China ist der größte Handelspartner Brasiliens, der größten Volkswirtschaft Lateinamerikas. Der bilaterale Handel zwischen den beiden Staaten erreichte im vergangenen Jahr ein Rekordvolumen von 150,5 Milliarden Dollar.

Das Abkommen, das auf eine vorläufige Vereinbarung vom Januar folgt, wurde nach einem hochrangigen chinesisch-brasilianischen Wirtschaftsforum in Peking bekannt gegeben.

Brasiliens Präsident Luiz Inacio Lula da Silva sollte ursprünglich im Rahmen eines hochkarätigen China-Besuchs an dem Forum teilnehmen, musste seine Reise jedoch auf unbestimmte Zeit verschieben, nachdem er am Sonntag an einer Lungenentzündung erkrankt war.

Die Industrial and Commercial Bank of China und die chinesische Bank of Communications BBM werden die Transaktionen durchführen, sagten Beamte. China hat ähnliche Währungsgeschäfte mit Russland, Pakistan und mehreren anderen Ländern abgeschlossen.

Yuan überholt Euro in Brasiliens Währungsreserven

Der chinesische Yuan hat den Euro überholt und ist nun die zweitwichtigste Währung in den brasilianischen Fremdwährungsreserven, wie aus einem Bericht der brasilianischen Zentralbank vom Freitag hervorgeht. Dies spiegelt die sich vertiefenden wirtschaftlichen Beziehungen zwischen Brasiliens und seinem größten Handelspartner China wider.
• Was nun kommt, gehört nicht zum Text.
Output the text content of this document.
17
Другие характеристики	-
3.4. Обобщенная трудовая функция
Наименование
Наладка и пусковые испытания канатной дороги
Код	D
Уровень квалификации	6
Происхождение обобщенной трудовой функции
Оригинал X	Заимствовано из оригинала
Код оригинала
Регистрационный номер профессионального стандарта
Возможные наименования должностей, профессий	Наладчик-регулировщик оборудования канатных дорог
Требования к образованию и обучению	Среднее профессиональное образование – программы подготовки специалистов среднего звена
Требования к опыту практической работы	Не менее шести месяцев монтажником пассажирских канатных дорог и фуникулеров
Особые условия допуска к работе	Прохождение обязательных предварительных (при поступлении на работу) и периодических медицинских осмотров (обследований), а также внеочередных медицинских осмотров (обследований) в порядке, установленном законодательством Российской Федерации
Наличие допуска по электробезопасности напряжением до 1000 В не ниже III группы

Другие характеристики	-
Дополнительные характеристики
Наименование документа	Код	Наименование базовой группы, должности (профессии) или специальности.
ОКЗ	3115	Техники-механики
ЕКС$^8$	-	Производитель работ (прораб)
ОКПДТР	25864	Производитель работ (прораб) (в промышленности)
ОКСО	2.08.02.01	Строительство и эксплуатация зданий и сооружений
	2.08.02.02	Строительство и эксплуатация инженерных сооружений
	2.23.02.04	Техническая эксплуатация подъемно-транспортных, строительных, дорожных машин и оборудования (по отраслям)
Bis 2018 war der Yuan in den brasilianischen Devisenreserven überhaupt nicht vertreten. Nun machte er Ende des letzten Jahres 5,37 Prozent der brasilianischen Zentralbankbestände aus und übertrifft damit den Anteil des Euro in Höhe von 4,74 Prozent, wie Reuters berichtet. Der US-Dollar dominiert weiterhin und machte im letzten Jahr 80,42 Prozent der gesamten brasilianischen Währungsreserven aus.

China ist der Hauptabnehmer von Eisenerz, Sojabohnen, Fleisch, Zucker und Zellstoff aus Brasilien. In ihrem Jahresbericht über die Währungsreserven erklärte die brasilianische Zentralbank, dass sich die Zusammensetzung des Portfolios im Vergleich zum Vorjahr nicht wesentlich verändert habe, als sie sich um eine Diversifizierung ihrer strategischen Allokationen bemüht habe, einschließlich eines erhöhten Engagements in Yuan und Gold.
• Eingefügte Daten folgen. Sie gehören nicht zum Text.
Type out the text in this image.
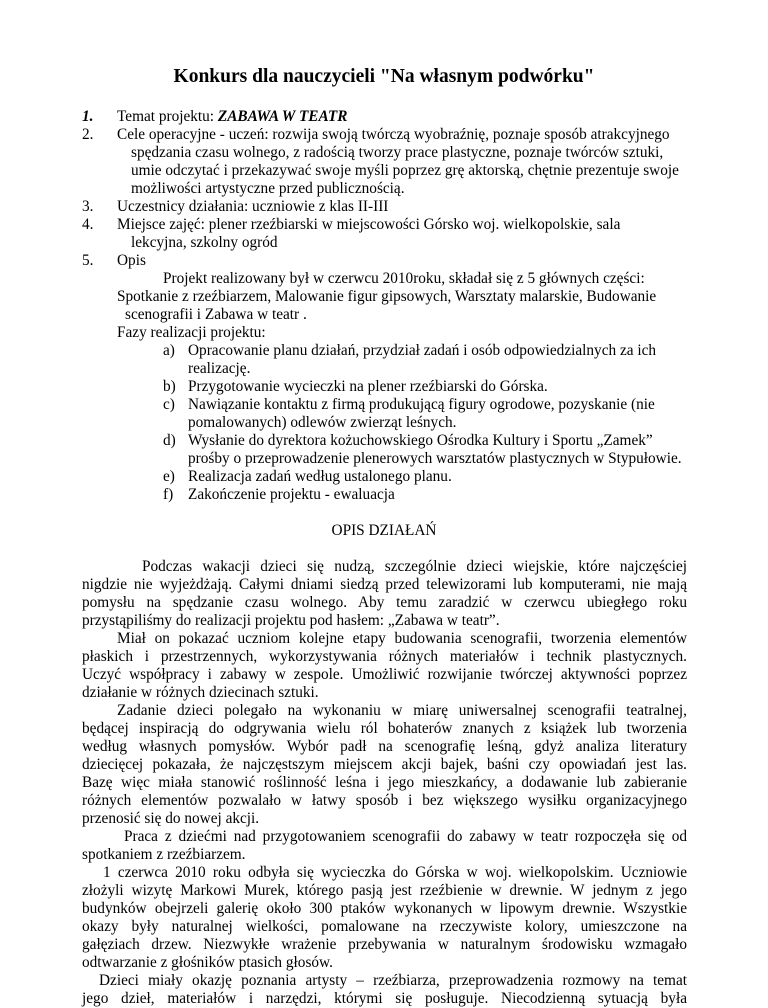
Konkurs dla nauczycieli "Na własnym podwórku"
1. Temat projektu: ZABAWA W TEATR
2. Cele operacyjne - uczeń: rozwija swoją twórczą wyobraźnię, poznaje sposób atrakcyjnego
spędzania czasu wolnego, z radością tworzy prace plastyczne, poznaje twórców sztuki,
umie odczytać i przekazywać swoje myśli poprzez grę aktorską, chętnie prezentuje swoje
możliwości artystyczne przed publicznością.
3. Uczestnicy działania: uczniowie z klas II-III
4. Miejsce zajęć: plener rzeźbiarski w miejscowości Górsko woj. wielkopolskie, sala
lekcyjna, szkolny ogród
5. Opis
Projekt realizowany był w czerwcu 2010roku, składał się z 5 głównych części:
Spotkanie z rzeźbiarzem, Malowanie figur gipsowych, Warsztaty malarskie, Budowanie
scenografii i Zabawa w teatr .
Fazy realizacji projektu:
a) Opracowanie planu działań, przydział zadań i osób odpowiedzialnych za ich
realizację.
b) Przygotowanie wycieczki na plener rzeźbiarski do Górska.
c) Nawiązanie kontaktu z firmą produkującą figury ogrodowe, pozyskanie (nie
pomalowanych) odlewów zwierząt leśnych.
d) Wysłanie do dyrektora kożuchowskiego Ośrodka Kultury i Sportu „Zamek”
prośby o przeprowadzenie plenerowych warsztatów plastycznych w Stypułowie.
e) Realizacja zadań według ustalonego planu.
f) Zakończenie projektu - ewaluacja
OPIS DZIAŁAŃ
Podczas wakacji dzieci się nudzą, szczególnie dzieci wiejskie, które najczęściej
nigdzie nie wyjeżdżają. Całymi dniami siedzą przed telewizorami lub komputerami, nie mają
pomysłu na spędzanie czasu wolnego. Aby temu zaradzić w czerwcu ubiegłego roku
przystąpiliśmy do realizacji projektu pod hasłem: „Zabawa w teatr”.
Miał on pokazać uczniom kolejne etapy budowania scenografii, tworzenia elementów
płaskich i przestrzennych, wykorzystywania różnych materiałów i technik plastycznych.
Uczyć współpracy i zabawy w zespole. Umożliwić rozwijanie twórczej aktywności poprzez
działanie w różnych dziecinach sztuki.
Zadanie dzieci polegało na wykonaniu w miarę uniwersalnej scenografii teatralnej,
będącej inspiracją do odgrywania wielu ról bohaterów znanych z książek lub tworzenia
według własnych pomysłów. Wybór padł na scenografię leśną, gdyż analiza literatury
dziecięcej pokazała, że najczęstszym miejscem akcji bajek, baśni czy opowiadań jest las.
Bazę więc miała stanowić roślinność leśna i jego mieszkańcy, a dodawanie lub zabieranie
różnych elementów pozwalało w łatwy sposób i bez większego wysiłku organizacyjnego
przenosić się do nowej akcji.
Praca z dziećmi nad przygotowaniem scenografii do zabawy w teatr rozpoczęła się od
spotkaniem z rzeźbiarzem.
1 czerwca 2010 roku odbyła się wycieczka do Górska w woj. wielkopolskim. Uczniowie
złożyli wizytę Markowi Murek, którego pasją jest rzeźbienie w drewnie. W jednym z jego
budynków obejrzeli galerię około 300 ptaków wykonanych w lipowym drewnie. Wszystkie
okazy były naturalnej wielkości, pomalowane na rzeczywiste kolory, umieszczone na
gałęziach drzew. Niezwykłe wrażenie przebywania w naturalnym środowisku wzmagało
odtwarzanie z głośników ptasich głosów.
Dzieci miały okazję poznania artysty – rzeźbiarza, przeprowadzenia rozmowy na temat
jego dzieł, materiałów i narzędzi, którymi się posługuje. Niecodzienną sytuacją była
Die gesamten brasilianischen Währungsreserven sanken im vergangenen Jahr auf umgerechnet 324,70 Milliarden Dollar, was auf einen Rückgang der Portfolioerträge um 7,45 Prozent zurückzuführen ist, der durch die steigenden Zinssätze in den USA und auf die Aufwertung des US-Dollars gegenüber anderen Währungen verursacht wurde.